We have three wells, which are from 450 to 600 feet deep. They provide approximately 16 million gallons of water a year to about 150 households currently connected to the system. The system is set up to provide water to 156 lots, when all the lots are developed.
All our wells are in the Santa Fe Group aquifer. It has been tested to assure us that there is sufficient water to meet our needs for the foreseeable future. Our water is at the low end of what is considered hard water (a recent test showed 152, hard water being 150 - 300; very hard water is 300 ), and tends to scale whatever it comes in contact with, such as sinks, tile, faucets, etc.
Water conservation is necessary, as we are consuming nearly all of our allotted water. Additional consumers will force the Coop to purchase additional water rights. We therefore strongly encourage using it with discretion and care. Native plants and trees used in landscaping can be self-sustaining after a couple of years, as opposed to foreign plantings and trees which must be watered their entire lives. Our water rates reflect our conservation philosophy. Reasonable usage is at reasonable rates; high usage carries a discouragingly higher rate.

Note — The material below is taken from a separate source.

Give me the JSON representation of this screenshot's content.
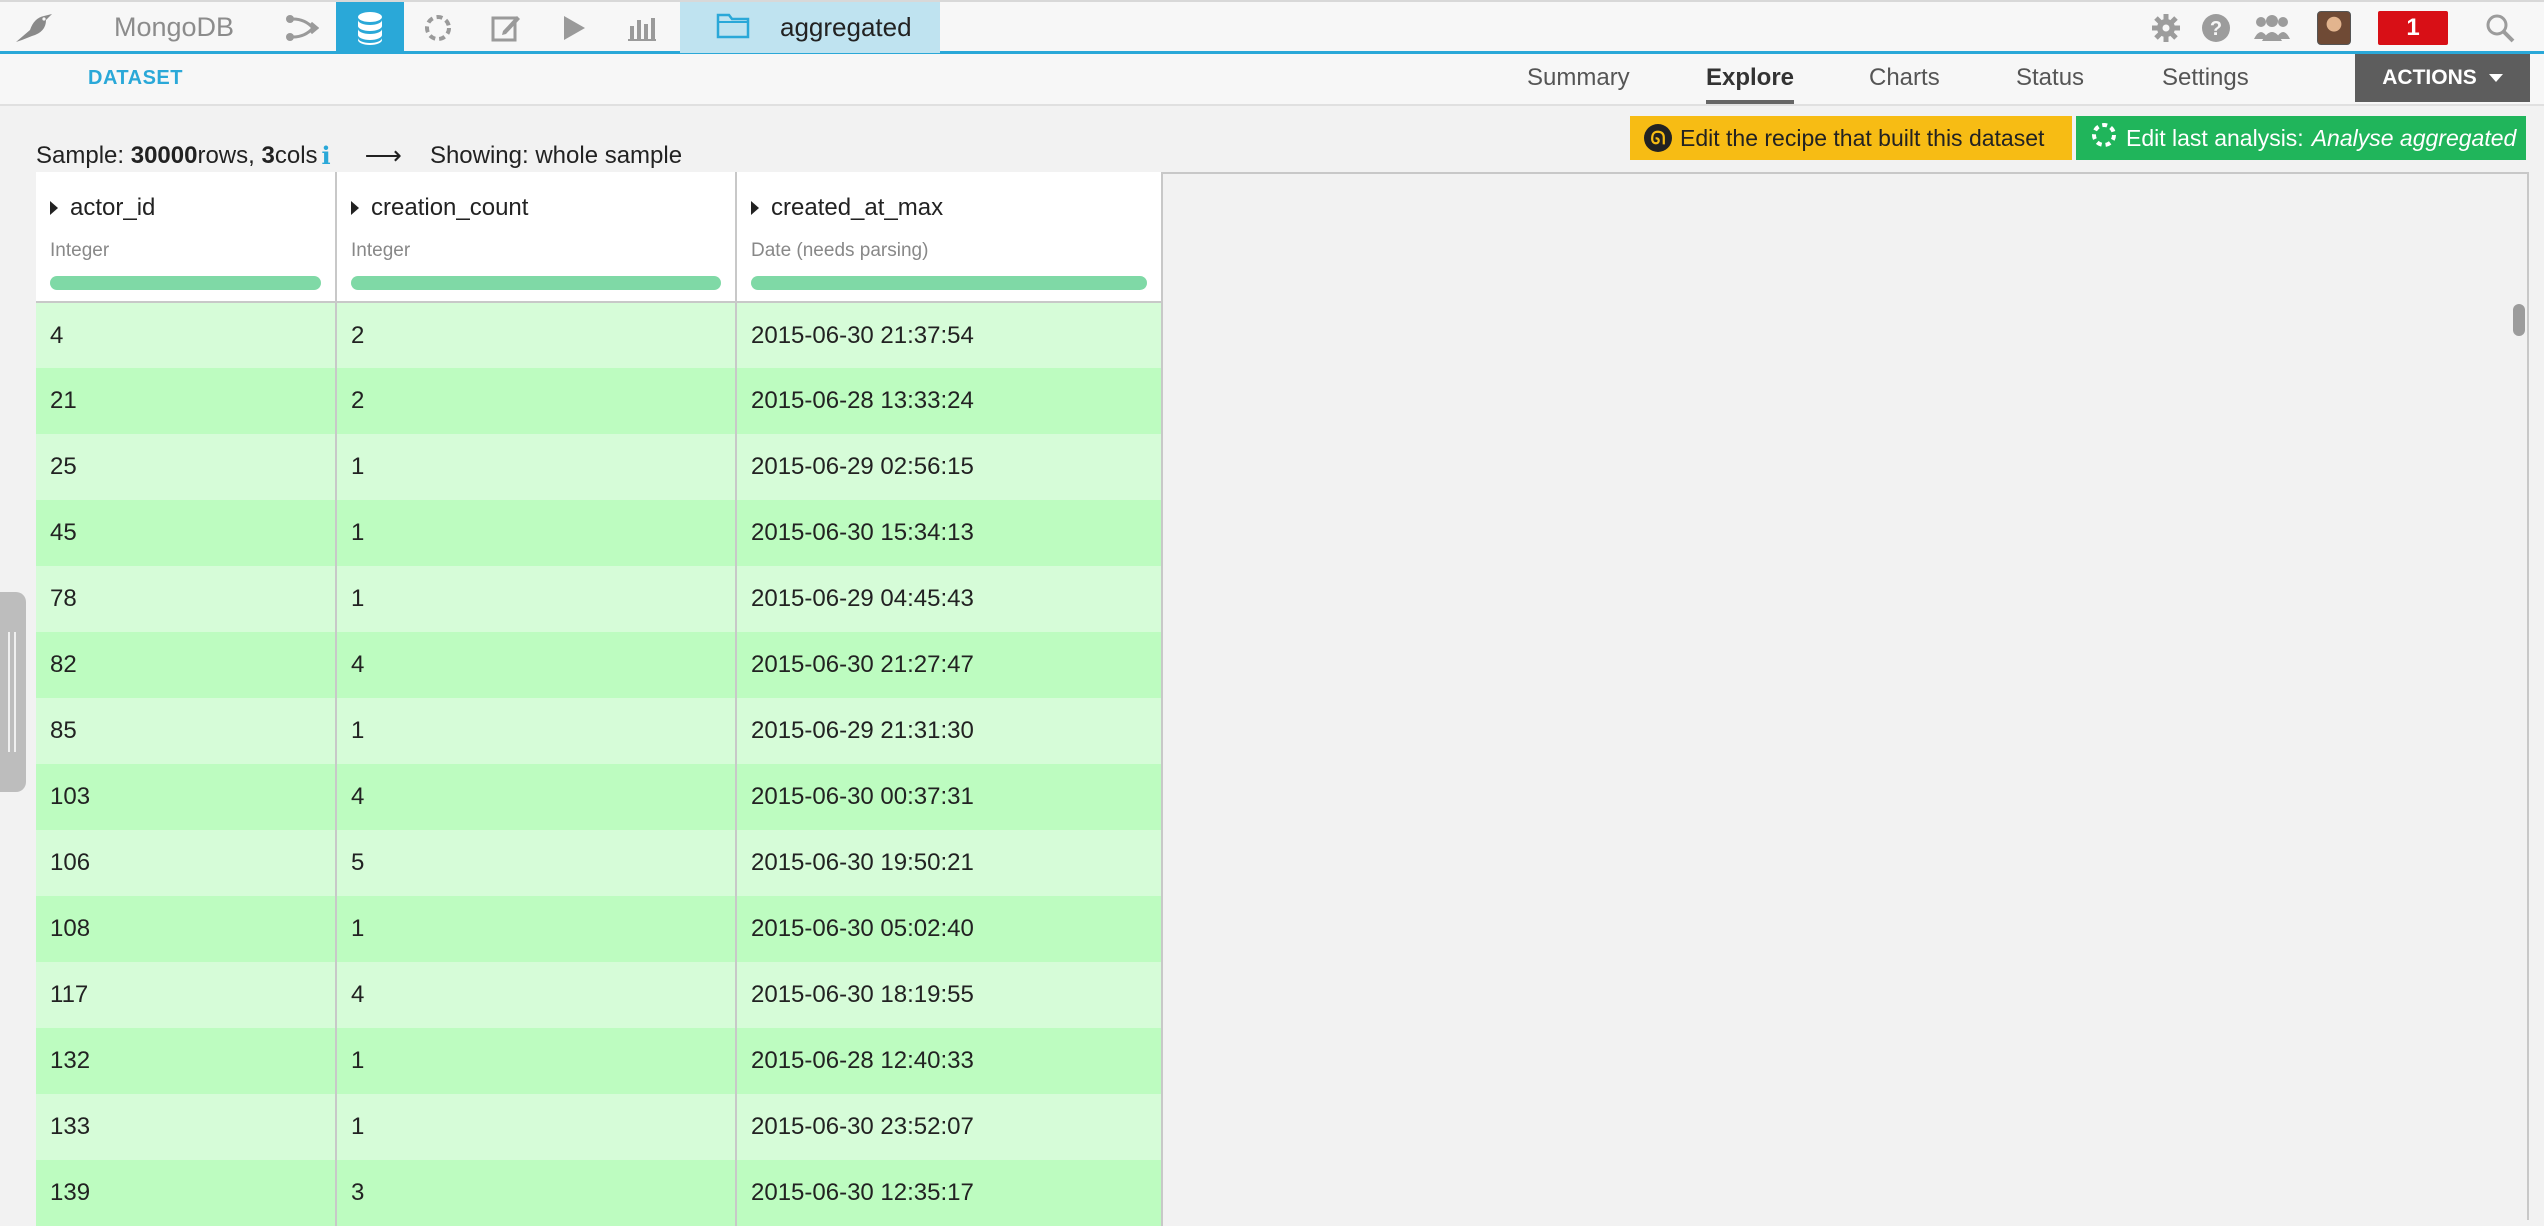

As stated before, it is our Co-op, and we are the ones who must make it work. We are always looking for members who are interested in helping. Give us a call at the number above if you are interested in participating.

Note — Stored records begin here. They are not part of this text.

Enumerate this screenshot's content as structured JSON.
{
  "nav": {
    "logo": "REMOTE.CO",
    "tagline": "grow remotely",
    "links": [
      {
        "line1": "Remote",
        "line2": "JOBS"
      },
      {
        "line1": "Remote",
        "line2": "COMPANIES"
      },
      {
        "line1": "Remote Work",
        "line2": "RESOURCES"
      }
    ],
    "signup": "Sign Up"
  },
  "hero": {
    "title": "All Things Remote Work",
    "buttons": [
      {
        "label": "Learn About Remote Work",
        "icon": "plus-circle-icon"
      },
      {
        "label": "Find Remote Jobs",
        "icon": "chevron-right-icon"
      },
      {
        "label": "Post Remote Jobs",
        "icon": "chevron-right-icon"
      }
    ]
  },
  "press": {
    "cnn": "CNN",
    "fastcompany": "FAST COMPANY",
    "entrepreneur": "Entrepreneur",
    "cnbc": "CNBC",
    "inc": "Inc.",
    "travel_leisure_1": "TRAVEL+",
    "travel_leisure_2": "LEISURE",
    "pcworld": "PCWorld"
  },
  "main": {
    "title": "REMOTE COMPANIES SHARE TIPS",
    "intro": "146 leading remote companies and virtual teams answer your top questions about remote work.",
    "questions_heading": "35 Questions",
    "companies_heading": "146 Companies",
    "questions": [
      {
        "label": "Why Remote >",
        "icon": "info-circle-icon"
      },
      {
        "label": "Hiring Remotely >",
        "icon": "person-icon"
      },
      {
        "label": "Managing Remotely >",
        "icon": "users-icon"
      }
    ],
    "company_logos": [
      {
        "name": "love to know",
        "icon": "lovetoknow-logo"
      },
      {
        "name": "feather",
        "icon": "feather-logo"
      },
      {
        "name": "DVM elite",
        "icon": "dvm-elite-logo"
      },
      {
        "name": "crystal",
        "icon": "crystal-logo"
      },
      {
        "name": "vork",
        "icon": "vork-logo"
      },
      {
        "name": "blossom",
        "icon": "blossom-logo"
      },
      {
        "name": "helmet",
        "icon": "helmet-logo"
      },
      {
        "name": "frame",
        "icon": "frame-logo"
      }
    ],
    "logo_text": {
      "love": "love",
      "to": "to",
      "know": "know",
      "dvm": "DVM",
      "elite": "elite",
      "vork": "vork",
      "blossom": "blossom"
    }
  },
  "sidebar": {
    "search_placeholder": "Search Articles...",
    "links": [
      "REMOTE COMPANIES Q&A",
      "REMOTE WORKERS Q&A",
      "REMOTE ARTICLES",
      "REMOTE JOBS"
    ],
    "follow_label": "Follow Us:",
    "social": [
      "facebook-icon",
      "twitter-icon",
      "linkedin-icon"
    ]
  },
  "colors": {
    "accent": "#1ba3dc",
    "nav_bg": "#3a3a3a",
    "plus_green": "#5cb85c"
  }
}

Some additional information for you about sewage systems: All the homes in Trails have septic tank sewage systems. If you are not familiar with them, here are a few things you need to know.
Household sewage goes into the septic tank buried in your yard, outside your home. The tank is usually made of concrete and holds about 1000 gallons of raw sewage. Natural occurring anaerobic bacteria in the tank break down the sewage into a more benign discharge, which then goes to the leach field where it is released into the earth where it is filtered before reaching the aquifer once more. The leach field is usually a buried trench containing a gravel bed that allows the discharge to percolate into the ground. A sludge is left behind in the septic tank after the bacteria has done its work. It includes indigestible paper products, plastics and other items that should not have been flushed down your commode or drainpipes. It is recommended that the septic tank sludge be pumped out once a year. If the tank gets too full of sludge, the sludge will overflow into the leach field and plug the lines. If plugged up, the lines will have to be replaced, which is much more expensive than the cost of pumping out the tank on an annual basis. It may also, eventually, contaminate the aquifer from which we get our drinking water!
The natural bacterial action sometimes needs supplemental help. Detergents, disinfectants, drain cleaners, etc. tends to kill the bacteria in the tank or make it less effective. You local hardware store, or septic tank pumping company can help you choose a septic tank additive, which is just poured down the drain monthly.
Trees and bushes should not be planted near the leach field as roots will grow down into it and make it less effective, or clog it completely.
Garbage, especially grease and fats should be disposed of with your trash, not into your septic tank system. A sink garbage disposal should be used sparingly. Some septic tank companies will void their warranty if a garbage disposal causes leach field damage.